The effects of the Middle East conflict on the commodity markets should be limited if the conflict does not widen, according to the World Bank’s latest Commodity Markets Outlook
Although the global economy is in a much better position than it was in the 1970s to cope with a major oil-price shock, an escalation of the latest conflict in the Middle East, which comes on top of disruptions caused by the Russian invasion of Ukraine, could push global commodity markets into uncharted waters, according to the report.
The report suggests the effects of the conflict for commodity market should be limited if the conflict does not widen. Under the Bank’s baseline forecast, oil prices are expected to average US$90 a barrel in the current quarter before declining to an average of US$81 a barrel next year as global economic growth slows. The impact on global commodtiy markets has been limited so far, with oil prices rising around 6% since the start of the conflict.
However the outlook for commodity prices would darken quickly if the conflict were to escalate, depending on the degree of disruption to oil supplies. In the worst case scenario – comparable to the Arab oil embargo in 1973 –the global oil supply could shrink by 6mn to 8mn barrels per day, driving prices up by 56% to 75% initially – to between US$140 and US$157 a barrel.
“The latest conflict in the Middle East comes on the heels of the biggest shock to commodity markets since the 1970s – Russia’s war with Ukraine,” said Indermit Gill, the World Bank’s chief economist and senior vice president for Development Economics. “That had disruptive effects on the global economy that persist to this day.
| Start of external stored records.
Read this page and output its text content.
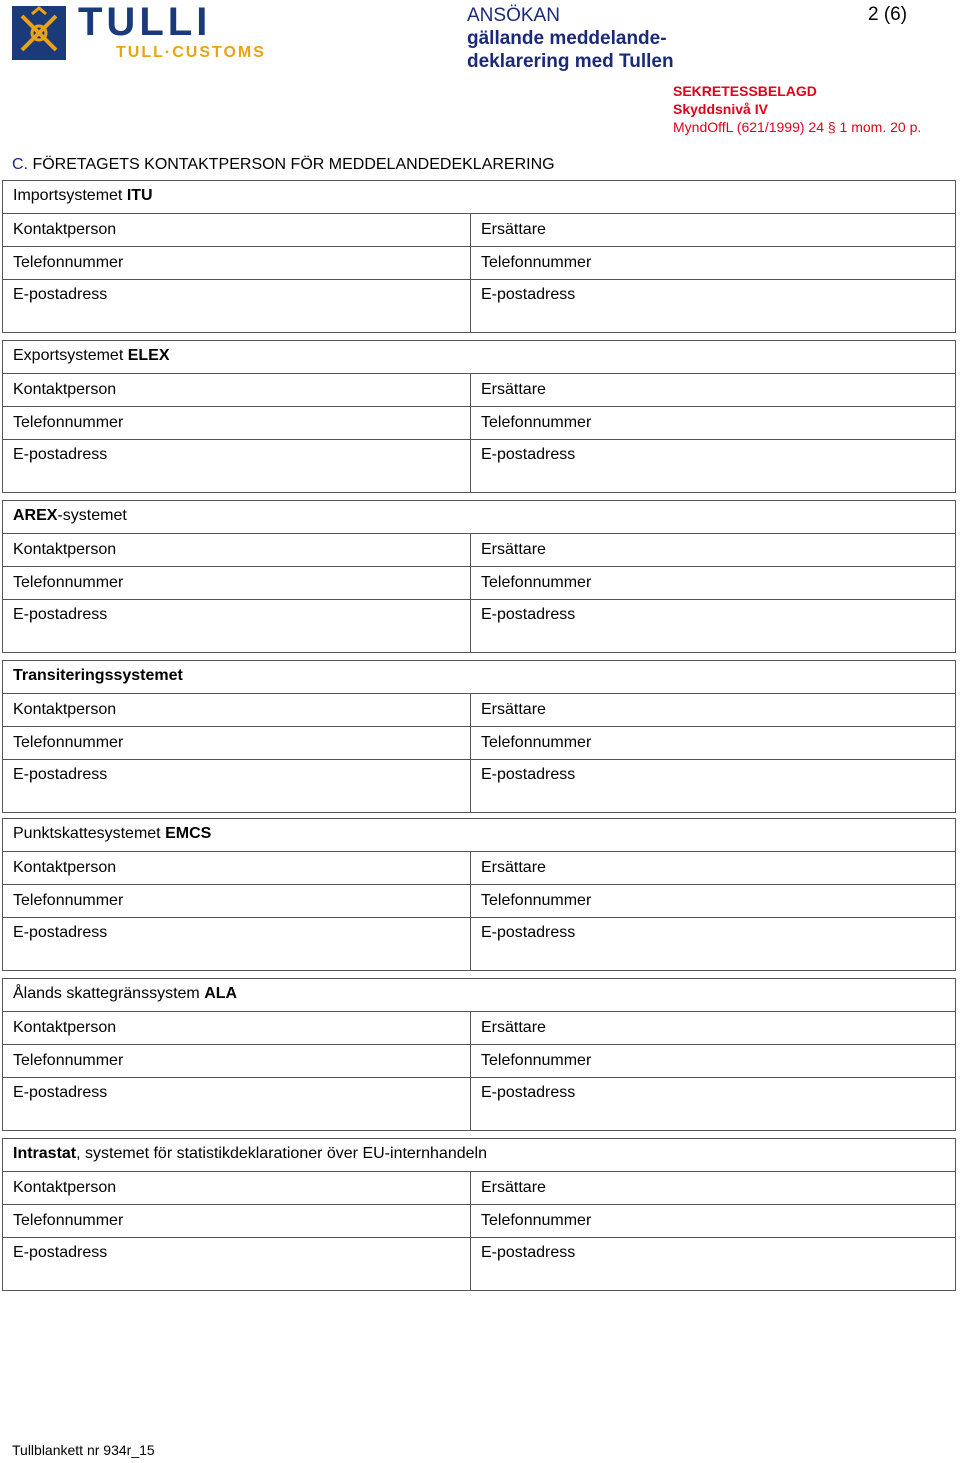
TULLI
TULL·CUSTOMS
ANSÖKAN
gällande meddelande-deklarering med Tullen
2 (6)
SEKRETESSBELAGD
Skyddsnivå IV
MyndOffL (621/1999) 24 § 1 mom. 20 p.
C. FÖRETAGETS KONTAKTPERSON FÖR MEDDELANDEDEKLARERING
Importsystemet ITU
Kontaktperson
Telefonnummer
E-postadress
Ersättare
Telefonnummer
E-postadress
Exportsystemet ELEX
Kontaktperson
Telefonnummer
E-postadress
Ersättare
Telefonnummer
E-postadress
AREX-systemet
Kontaktperson
Telefonnummer
E-postadress
Ersättare
Telefonnummer
E-postadress
Transiteringssystemet
Kontaktperson
Telefonnummer
E-postadress
Ersättare
Telefonnummer
E-postadress
Punktskattesystemet EMCS
Kontaktperson
Telefonnummer
E-postadress
Ersättare
Telefonnummer
E-postadress
Ålands skattegränssystem ALA
Kontaktperson
Telefonnummer
E-postadress
Ersättare
Telefonnummer
E-postadress
Intrastat, systemet för statistikdeklarationer över EU-internhandeln
Kontaktperson
Telefonnummer
E-postadress
Ersättare
Telefonnummer
E-postadress
Tullblankett nr 934r_15
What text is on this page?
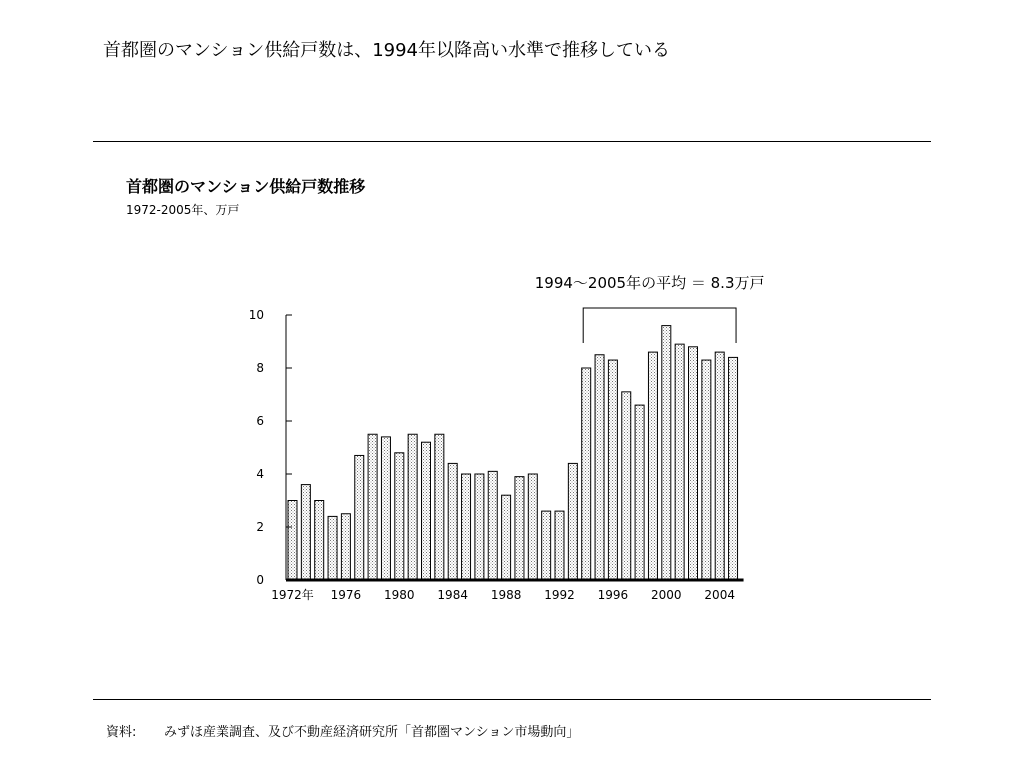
首都圏のマンション供給戸数は、1994年以降高い水準で推移している
首都圏のマンション供給戸数推移
1972-2005年、万戸
0
2
4
6
8
10
1972年 1976 1980 1984 1988 1992 1996 2000 2004
1994～2005年の平均 ＝ 8.3万戸
資料: みずほ産業調査、及び不動産経済研究所「首都圏マンション市場動向」
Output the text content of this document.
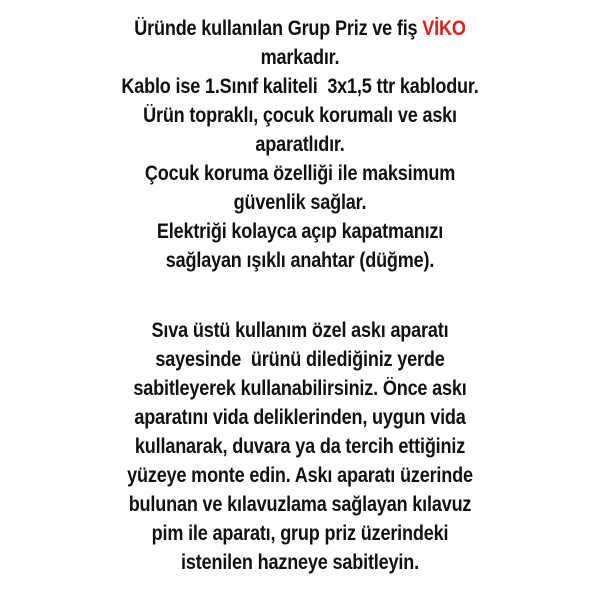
Üründe kullanılan Grup Priz ve fiş VİKO
markadır.
Kablo ise 1.Sınıf kaliteli  3x1,5 ttr kablodur.
Ürün topraklı, çocuk korumalı ve askı
aparatlıdır.
Çocuk koruma özelliği ile maksimum
güvenlik sağlar.
Elektriği kolayca açıp kapatmanızı
sağlayan ışıklı anahtar (düğme).
Sıva üstü kullanım özel askı aparatı
sayesinde  ürünü dilediğiniz yerde
sabitleyerek kullanabilirsiniz. Önce askı
aparatını vida deliklerinden, uygun vida
kullanarak, duvara ya da tercih ettiğiniz
yüzeye monte edin. Askı aparatı üzerinde
bulunan ve kılavuzlama sağlayan kılavuz
pim ile aparatı, grup priz üzerindeki
istenilen hazneye sabitleyin.
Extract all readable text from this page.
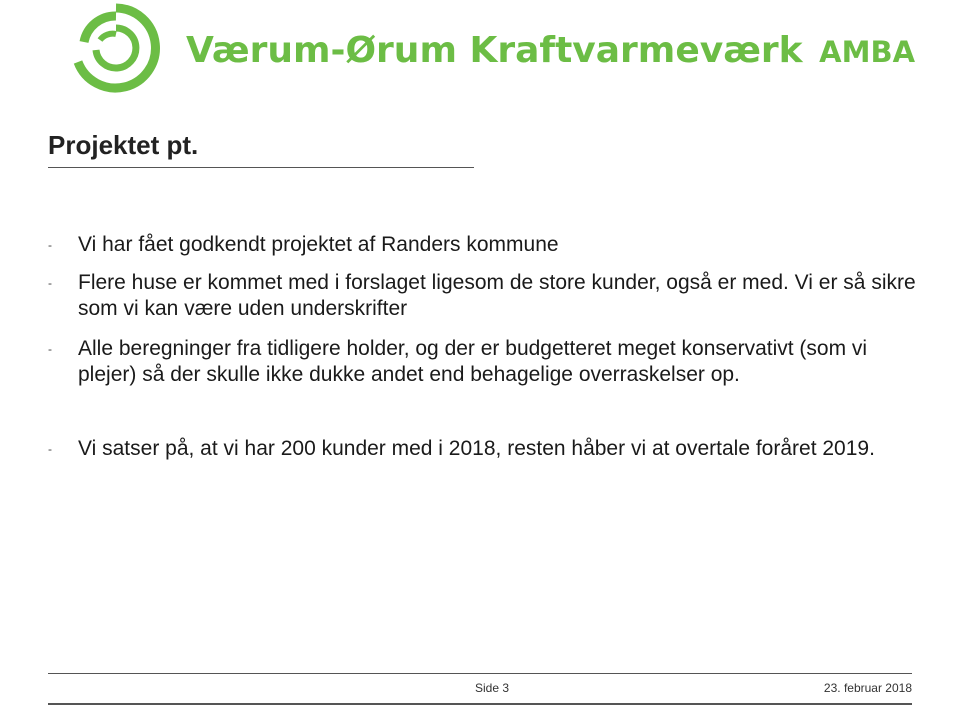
Værum-Ørum Kraftvarmeværk AMBA
Projektet pt.
- Vi har fået godkendt projektet af Randers kommune
- Flere huse er kommet med i forslaget ligesom de store kunder, også er med. Vi er så sikre som vi kan være uden underskrifter
- Alle beregninger fra tidligere holder, og der er budgetteret meget konservativt (som vi plejer) så der skulle ikke dukke andet end behagelige overraskelser op.
- Vi satser på, at vi har 200 kunder med i 2018, resten håber vi at overtale foråret 2019.
Side 3	23. februar 2018
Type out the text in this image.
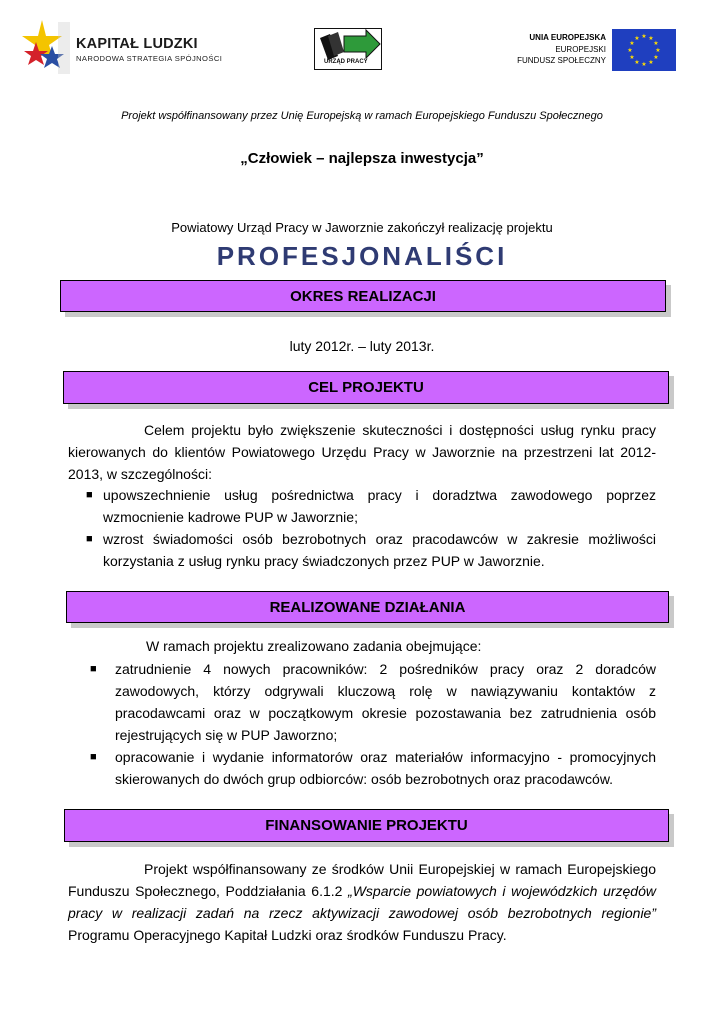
KAPITAŁ LUDZKI
NARODOWA STRATEGIA SPÓJNOŚCI	URZĄD PRACY
UNIA EUROPEJSKA
EUROPEJSKI
FUNDUSZ SPOŁECZNY
★ ★
★
★
★
★
★
★
★
★
★
★
Projekt współfinansowany przez Unię Europejską w ramach Europejskiego Funduszu Społecznego
„Człowiek – najlepsza inwestycja”
Powiatowy Urząd Pracy w Jaworznie zakończył realizację projektu
PROFESJONALIŚCI
OKRES REALIZACJI
luty 2012r. – luty 2013r.
CEL PROJEKTU
Celem projektu było zwiększenie skuteczności i dostępności usług rynku pracy kierowanych do klientów Powiatowego Urzędu Pracy w Jaworznie na przestrzeni lat 2012-2013, w szczególności:
■ upowszechnienie usług pośrednictwa pracy i doradztwa zawodowego poprzez wzmocnienie kadrowe PUP w Jaworznie;
■ wzrost świadomości osób bezrobotnych oraz pracodawców w zakresie możliwości korzystania z usług rynku pracy świadczonych przez PUP w Jaworznie.
REALIZOWANE DZIAŁANIA
W ramach projektu zrealizowano zadania obejmujące:
■ zatrudnienie 4 nowych pracowników: 2 pośredników pracy oraz 2 doradców zawodowych, którzy odgrywali kluczową rolę w nawiązywaniu kontaktów z pracodawcami oraz w początkowym okresie pozostawania bez zatrudnienia osób rejestrujących się w PUP Jaworzno;
■ opracowanie i wydanie informatorów oraz materiałów informacyjno - promocyjnych skierowanych do dwóch grup odbiorców: osób bezrobotnych oraz pracodawców.
FINANSOWANIE PROJEKTU
Projekt współfinansowany ze środków Unii Europejskiej w ramach Europejskiego Funduszu Społecznego, Poddziałania 6.1.2 „Wsparcie powiatowych i wojewódzkich urzędów pracy w realizacji zadań na rzecz aktywizacji zawodowej osób bezrobotnych regionie” Programu Operacyjnego Kapitał Ludzki oraz środków Funduszu Pracy.
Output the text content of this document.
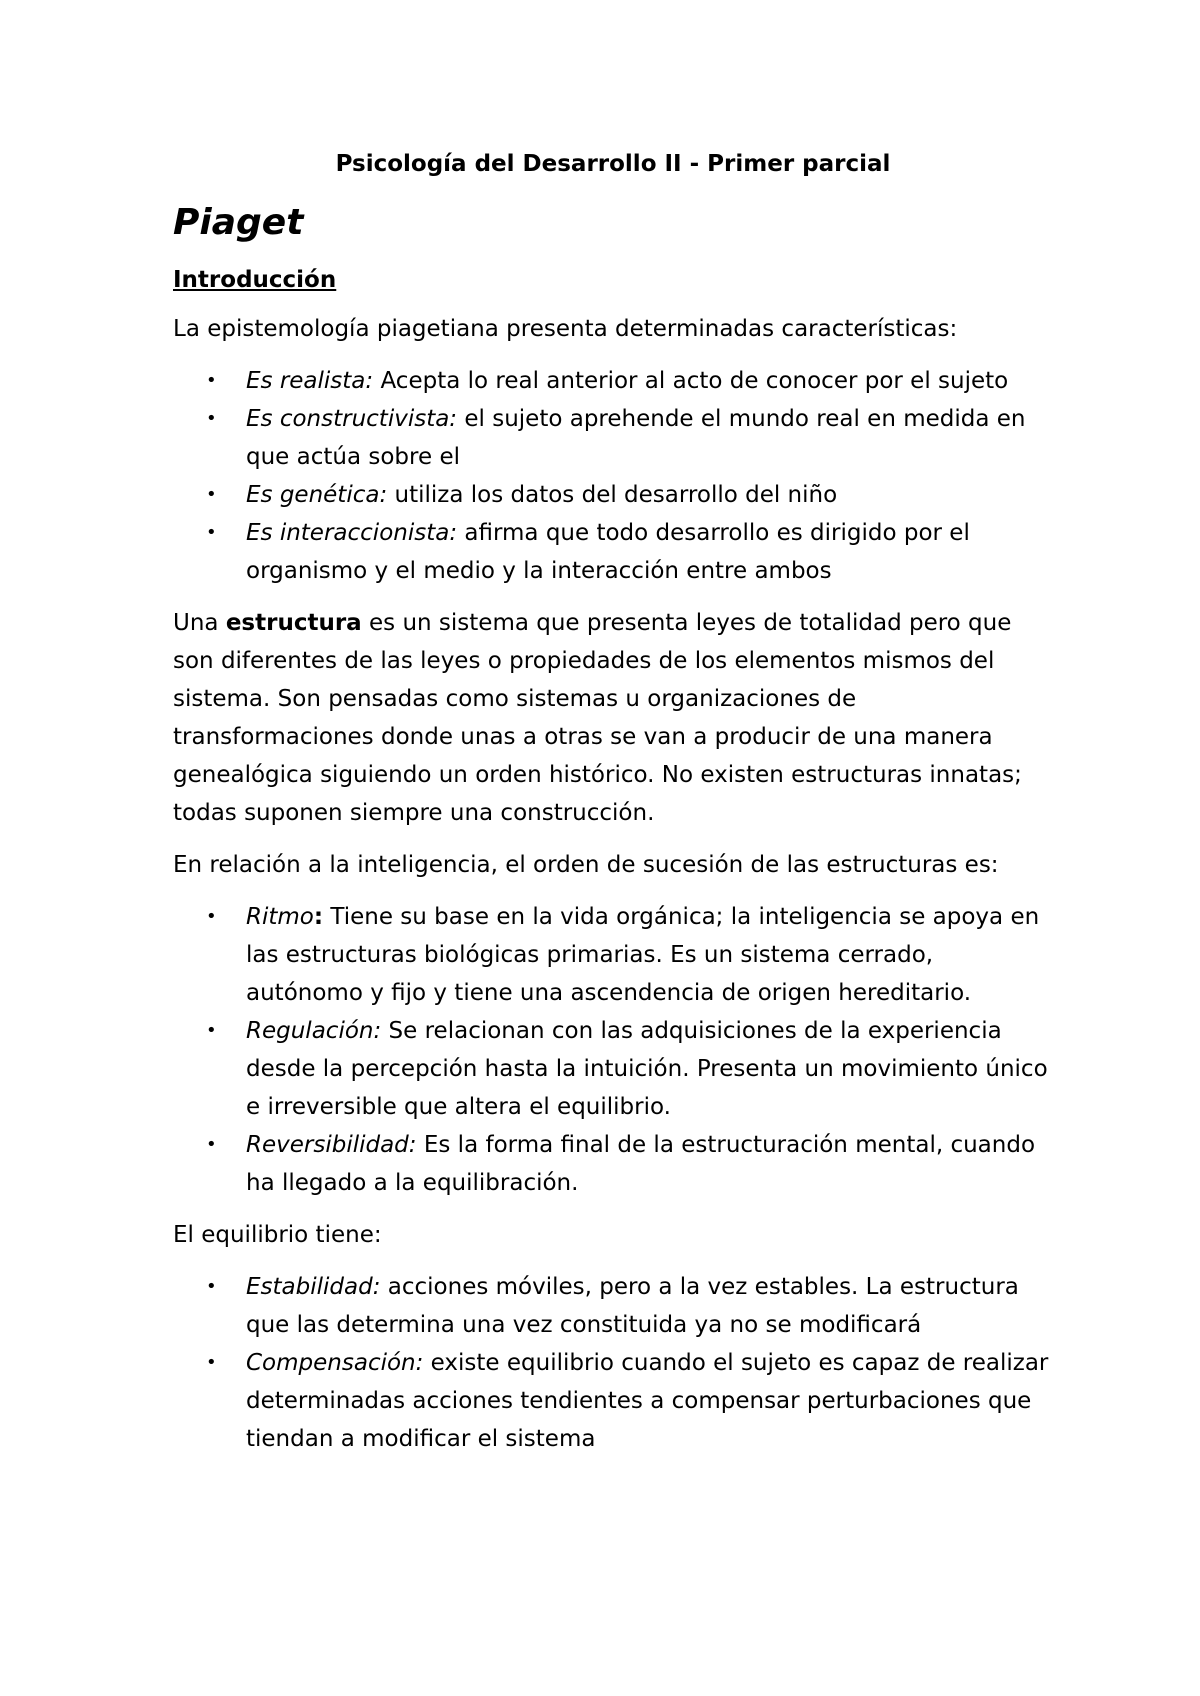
Psicología del Desarrollo II - Primer parcial
Piaget
Introducción

La epistemología piagetiana presenta determinadas características:

• Es realista: Acepta lo real anterior al acto de conocer por el sujeto
• Es constructivista: el sujeto aprehende el mundo real en medida en que actúa sobre el
• Es genética: utiliza los datos del desarrollo del niño
• Es interaccionista: afirma que todo desarrollo es dirigido por el organismo y el medio y la interacción entre ambos

Una estructura es un sistema que presenta leyes de totalidad pero que son diferentes de las leyes o propiedades de los elementos mismos del sistema. Son pensadas como sistemas u organizaciones de transformaciones donde unas a otras se van a producir de una manera genealógica siguiendo un orden histórico. No existen estructuras innatas; todas suponen siempre una construcción.

En relación a la inteligencia, el orden de sucesión de las estructuras es:

• Ritmo: Tiene su base en la vida orgánica; la inteligencia se apoya en las estructuras biológicas primarias. Es un sistema cerrado, autónomo y fijo y tiene una ascendencia de origen hereditario.
• Regulación: Se relacionan con las adquisiciones de la experiencia desde la percepción hasta la intuición. Presenta un movimiento único e irreversible que altera el equilibrio.
• Reversibilidad: Es la forma final de la estructuración mental, cuando ha llegado a la equilibración.

El equilibrio tiene:

• Estabilidad: acciones móviles, pero a la vez estables. La estructura que las determina una vez constituida ya no se modificará
• Compensación: existe equilibrio cuando el sujeto es capaz de realizar determinadas acciones tendientes a compensar perturbaciones que tiendan a modificar el sistema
Policymakers will need to be vigilant. If the conflict were to escalate, the global economy would face a dual energy shock for the first time in decades, not just from the war in Ukraine but also from the Middle East.”
The fact that the conflict has so far had only modest impacts on commodity prices may reflect the global economy’s improved ability to absorb oil price shocks, the World Bank says. Since the energy crisis of the 1970s, the report says, countries across the world have reduced their dependence on oil and diversified energy resources. Some countries have established strategic petroleum reserves, set up arrangements for the coordination of supply, and developed futures markets to mitigate the impact of oil shortages on prices. These improvements suggest that an escalation of the conflict might have more moderate effects than would have been the case in the past.